The SBU said they were part of a network of agents belonging to the Russian state security service (FSB). They had reportedly been searching for willing "executors" among Mr Zelensky's bodyguards to kidnap and kill him.

The Ukrainian leader said at the start of the invasion he was Russia's "number one target". Other targets included military intelligence head Kyrylo Budanov and SBU chief Vasyl Malyuk, the agency added. The group had reportedly planned to kill Mr Budanov before Orthodox Easter, which this year fell on 5 May.

According to the SBU, the plotters had aimed to use a mole to get information about his location, which they would then have attacked with rockets, drones and anti-tank grenades.

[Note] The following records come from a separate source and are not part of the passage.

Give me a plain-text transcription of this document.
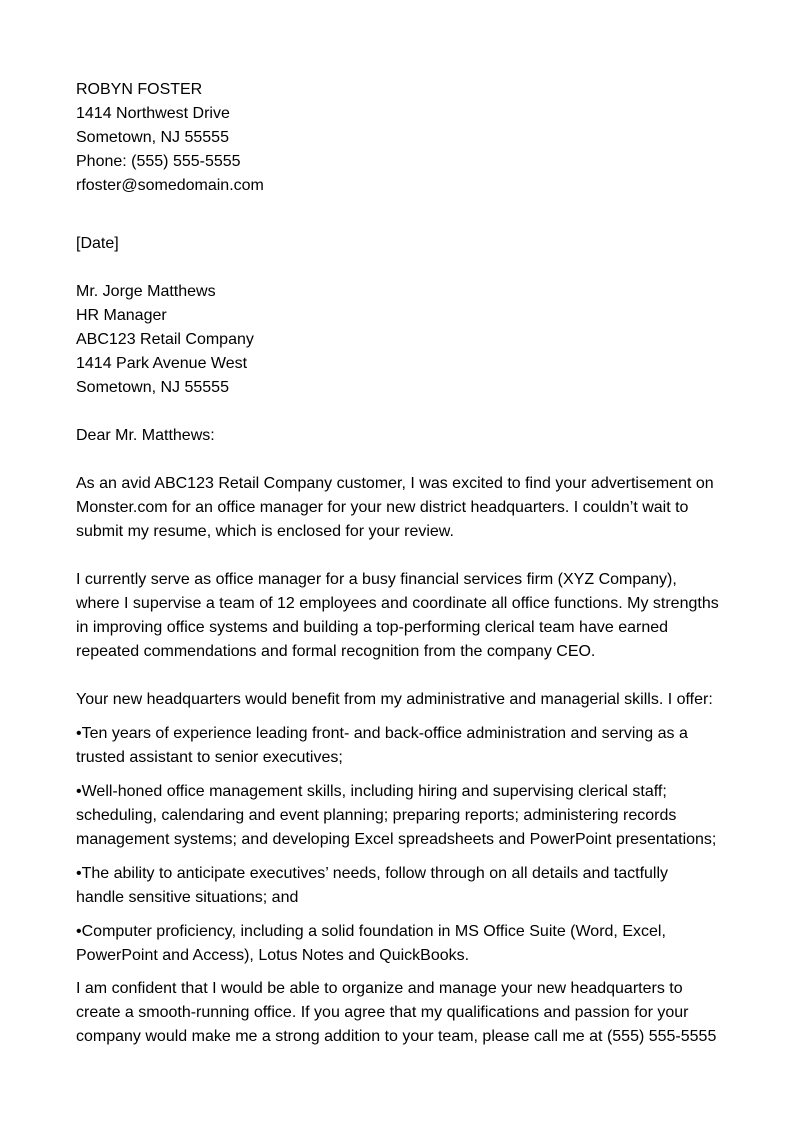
ROBYN FOSTER
1414 Northwest Drive
Sometown, NJ 55555
Phone: (555) 555-5555
rfoster@somedomain.com
[Date]
Mr. Jorge Matthews
HR Manager
ABC123 Retail Company
1414 Park Avenue West
Sometown, NJ 55555
Dear Mr. Matthews:
As an avid ABC123 Retail Company customer, I was excited to find your advertisement on
Monster.com for an office manager for your new district headquarters. I couldn’t wait to
submit my resume, which is enclosed for your review.
I currently serve as office manager for a busy financial services firm (XYZ Company),
where I supervise a team of 12 employees and coordinate all office functions. My strengths
in improving office systems and building a top-performing clerical team have earned
repeated commendations and formal recognition from the company CEO.
Your new headquarters would benefit from my administrative and managerial skills. I offer:
•Ten years of experience leading front- and back-office administration and serving as a
trusted assistant to senior executives;
•Well-honed office management skills, including hiring and supervising clerical staff;
scheduling, calendaring and event planning; preparing reports; administering records
management systems; and developing Excel spreadsheets and PowerPoint presentations;
•The ability to anticipate executives’ needs, follow through on all details and tactfully
handle sensitive situations; and
•Computer proficiency, including a solid foundation in MS Office Suite (Word, Excel,
PowerPoint and Access), Lotus Notes and QuickBooks.
I am confident that I would be able to organize and manage your new headquarters to
create a smooth-running office. If you agree that my qualifications and passion for your
company would make me a strong addition to your team, please call me at (555) 555-5555
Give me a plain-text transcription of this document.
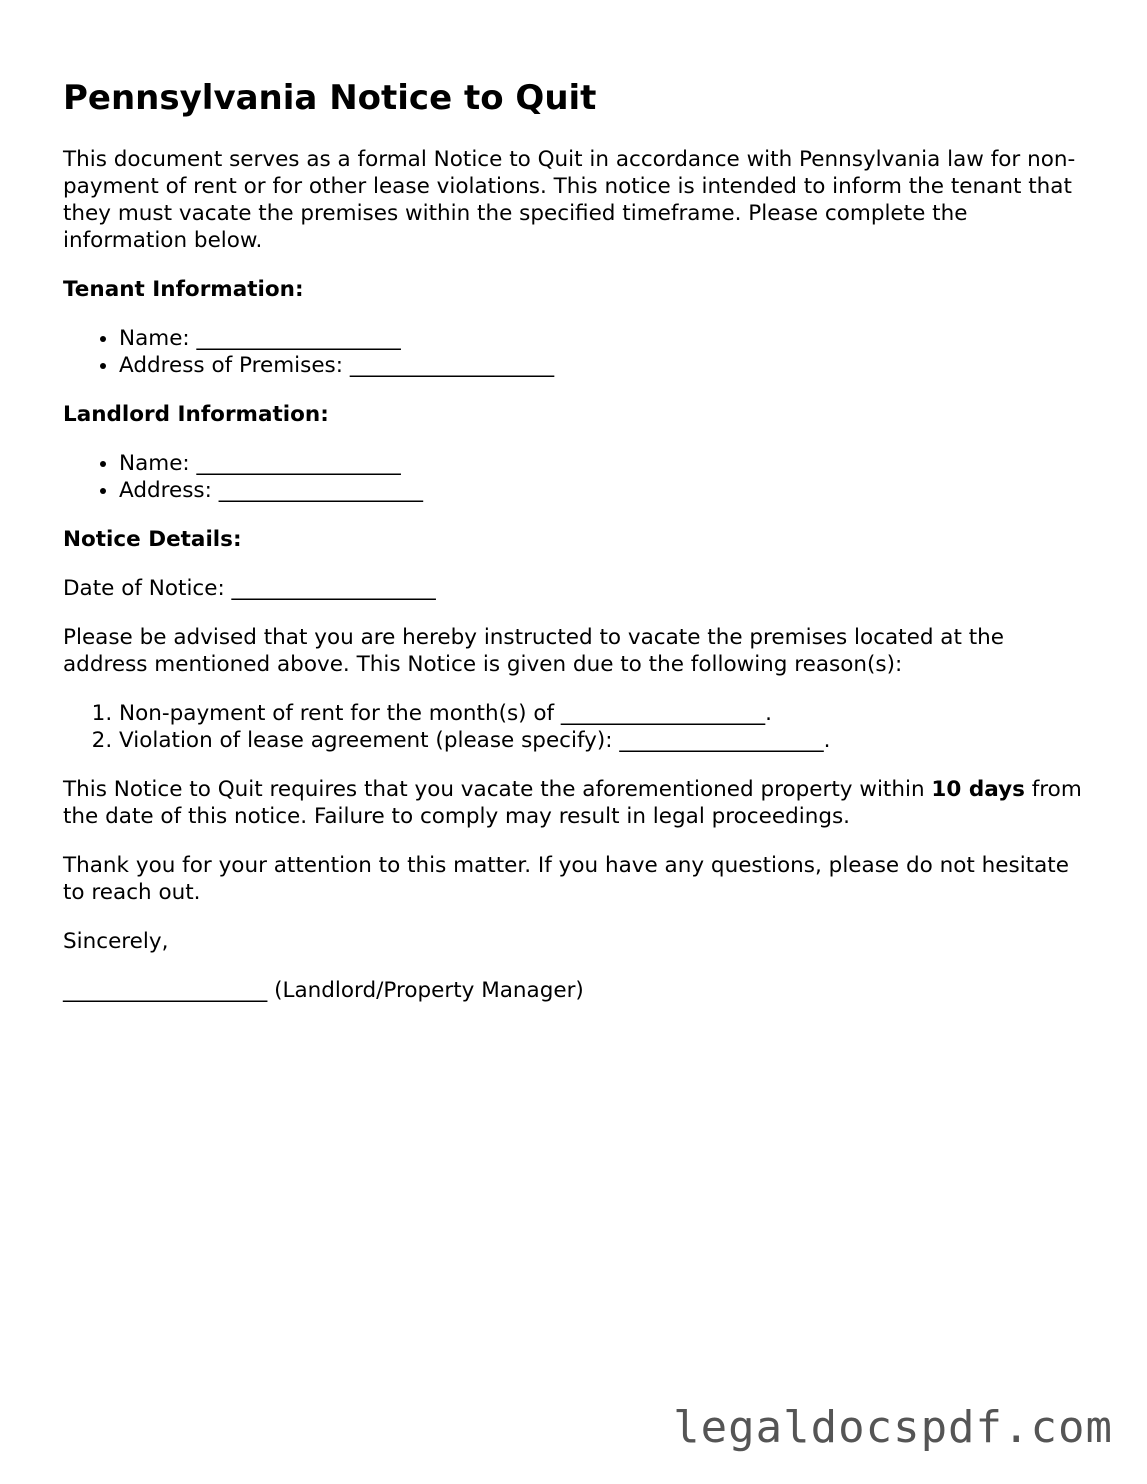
Pennsylvania Notice to Quit

This document serves as a formal Notice to Quit in accordance with Pennsylvania law for non-payment of rent or for other lease violations. This notice is intended to inform the tenant that they must vacate the premises within the specified timeframe. Please complete the information below.

Tenant Information:
• Name: ___________________
• Address of Premises: ___________________
Landlord Information:
• Name: ___________________
• Address: ___________________
Notice Details:

Date of Notice: ___________________

Please be advised that you are hereby instructed to vacate the premises located at the address mentioned above. This Notice is given due to the following reason(s):

1. Non-payment of rent for the month(s) of ___________________.
2. Violation of lease agreement (please specify): ___________________.

This Notice to Quit requires that you vacate the aforementioned property within 10 days from the date of this notice. Failure to comply may result in legal proceedings.

Thank you for your attention to this matter. If you have any questions, please do not hesitate to reach out.

Sincerely,

___________________ (Landlord/Property Manager)

legaldocspdf.com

One of the officers who was later arrested had already bought drones and anti-personnel mines, the SBU said.

SBU head Vasyl Malyuk said the attack was supposed to be "a gift to Putin before the inauguration" - referring to Russia's Vladimir Putin who was sworn in for a fifth term as president at the Kremlin on Tuesday.

The two Ukrainian officials are being held on suspicion of treason and of preparing a terrorist act.

The SBU said three FSB employees oversaw the organization and the attack. One of them, named Dmytro Perlin, had been recruiting "moles" since before Russia's full-scale invasion of Ukraine in February 2022.

Another FSB employee, Oleksiy Kornev, reportedly held "conspiratorial" meetings "in neighboring European states" before the invasion with one of the Ukrainian colonels arrested.

In a released interrogation with one of the suspects, they can be heard describing how they were paid thousands of dollars directly by parcels or indirectly through their relatives. It is not clear whether he was speaking under duress or not.

The foreign ministry in Kyiv condemned the move as showing "the desperation of the Russian state machine and propaganda", and pointed out that the International Criminal Court had issued a warrant for Vladimir Putin's arrest.